By applying Rule 41’s lenient standard to the DOJ’s dismissal motion in Polansky, SCOTUS adopted the Third Circuit’s “Goldilocks” position. It rejected both a liberal standard advocated by the DOJ, which would have given the Government virtually unfettered discretion to dismiss pending FCA actions, and a more onerous dismissal standard advocated by the defendants. Although the DOJ’s dismissal discretion is not absolute, the Government will meet the Rule 41 standard in FCA dismissal cases “[a]bsent some extraordinary circumstance.” Accordingly, a relator’s power is ultimately always limited by the DOJ’s discretion to intervene and dismiss at any point in the relator’s litigation of an FCA case.  

Nonetheless, the Zafirov order relied heavily on Justice Thomas’ dissent in Polansky without acknowledging the lenient dismissal standard the majority opinion adopted. For further analysis of the Polansky decision, please see our previous blog.

Should the Zafirov defendants win on appeal and create a circuit split, SCOTUS will be called upon to resolve the constitutionality of the FCA’s qui tam provision, which could fundamentally alter the landscape of fraud enforcement nationwide. For now, at least one court has ruled that qui tam whistleblowers should be out of business.

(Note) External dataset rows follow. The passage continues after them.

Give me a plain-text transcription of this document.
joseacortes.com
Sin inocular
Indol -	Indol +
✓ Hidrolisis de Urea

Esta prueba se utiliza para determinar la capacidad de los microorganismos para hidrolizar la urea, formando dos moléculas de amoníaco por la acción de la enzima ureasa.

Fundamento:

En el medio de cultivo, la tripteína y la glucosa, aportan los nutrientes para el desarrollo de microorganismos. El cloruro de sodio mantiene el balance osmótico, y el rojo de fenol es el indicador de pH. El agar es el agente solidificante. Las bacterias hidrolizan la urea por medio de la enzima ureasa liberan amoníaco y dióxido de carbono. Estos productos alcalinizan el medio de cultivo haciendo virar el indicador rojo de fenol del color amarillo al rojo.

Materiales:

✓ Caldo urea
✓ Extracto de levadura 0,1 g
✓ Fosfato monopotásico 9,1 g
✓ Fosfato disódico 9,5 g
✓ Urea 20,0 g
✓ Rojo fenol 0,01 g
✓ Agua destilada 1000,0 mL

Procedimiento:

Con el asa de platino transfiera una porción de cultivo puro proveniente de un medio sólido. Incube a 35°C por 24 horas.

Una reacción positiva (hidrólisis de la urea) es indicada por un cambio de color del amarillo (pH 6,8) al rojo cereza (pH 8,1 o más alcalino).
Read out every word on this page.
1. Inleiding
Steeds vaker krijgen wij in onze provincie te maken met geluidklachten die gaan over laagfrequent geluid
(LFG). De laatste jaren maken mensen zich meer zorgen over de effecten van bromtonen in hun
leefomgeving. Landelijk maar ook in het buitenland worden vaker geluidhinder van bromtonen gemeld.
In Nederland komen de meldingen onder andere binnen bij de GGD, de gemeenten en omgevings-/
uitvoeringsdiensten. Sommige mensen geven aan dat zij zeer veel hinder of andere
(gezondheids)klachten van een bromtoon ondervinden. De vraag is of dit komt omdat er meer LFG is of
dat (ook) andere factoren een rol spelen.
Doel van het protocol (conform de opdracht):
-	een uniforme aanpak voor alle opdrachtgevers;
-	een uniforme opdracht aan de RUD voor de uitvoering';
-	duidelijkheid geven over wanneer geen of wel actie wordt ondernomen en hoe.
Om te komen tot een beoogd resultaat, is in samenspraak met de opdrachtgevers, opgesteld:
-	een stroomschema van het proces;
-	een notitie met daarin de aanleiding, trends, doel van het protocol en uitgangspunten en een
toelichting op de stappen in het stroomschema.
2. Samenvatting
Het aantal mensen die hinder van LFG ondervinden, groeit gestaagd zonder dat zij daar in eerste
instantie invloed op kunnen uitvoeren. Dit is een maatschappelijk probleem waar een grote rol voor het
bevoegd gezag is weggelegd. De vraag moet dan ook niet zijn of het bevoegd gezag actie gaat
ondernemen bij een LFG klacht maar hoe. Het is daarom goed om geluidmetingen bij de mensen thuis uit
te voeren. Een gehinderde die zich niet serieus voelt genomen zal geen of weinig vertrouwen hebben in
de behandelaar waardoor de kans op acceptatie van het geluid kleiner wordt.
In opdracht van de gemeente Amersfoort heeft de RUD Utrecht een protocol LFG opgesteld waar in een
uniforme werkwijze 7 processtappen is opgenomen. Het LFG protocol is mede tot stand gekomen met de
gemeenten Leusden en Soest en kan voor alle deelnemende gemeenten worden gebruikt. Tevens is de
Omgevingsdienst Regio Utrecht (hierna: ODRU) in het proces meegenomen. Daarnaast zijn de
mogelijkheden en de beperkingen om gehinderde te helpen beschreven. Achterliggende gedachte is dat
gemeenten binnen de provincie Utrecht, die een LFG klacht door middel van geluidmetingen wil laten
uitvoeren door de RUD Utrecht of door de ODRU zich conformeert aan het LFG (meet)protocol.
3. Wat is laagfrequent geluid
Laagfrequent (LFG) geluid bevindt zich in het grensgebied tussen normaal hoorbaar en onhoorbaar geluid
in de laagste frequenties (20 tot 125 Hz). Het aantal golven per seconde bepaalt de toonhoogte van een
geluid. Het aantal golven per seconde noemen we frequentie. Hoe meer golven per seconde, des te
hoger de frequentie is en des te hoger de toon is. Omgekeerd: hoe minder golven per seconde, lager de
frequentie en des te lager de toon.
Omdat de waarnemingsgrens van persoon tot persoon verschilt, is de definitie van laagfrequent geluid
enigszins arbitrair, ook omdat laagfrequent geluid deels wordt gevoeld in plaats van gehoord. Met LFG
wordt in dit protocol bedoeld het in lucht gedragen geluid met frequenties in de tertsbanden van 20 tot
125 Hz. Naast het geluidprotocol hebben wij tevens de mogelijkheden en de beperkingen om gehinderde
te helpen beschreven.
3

We will continue to monitor developments in this space. If you have any questions about how this decision might affect you or your company, Akerman has an experienced team of health care litigators who can help.


[1] U.S. ex. rel. Zafirov v. Fla. Med. Assocs. LLC, et al., No. 8:19-cv-01236-KKM-SPF (M.D. Fla. Sept. 30, 2024) (granting Defendant’s motion for judgment on the pleadings).

[2] Art. II. Sec. 2, Clause 2. 

[3] Buckley v. Valeo, 424 U.S. 1, 126 n.162 (1976).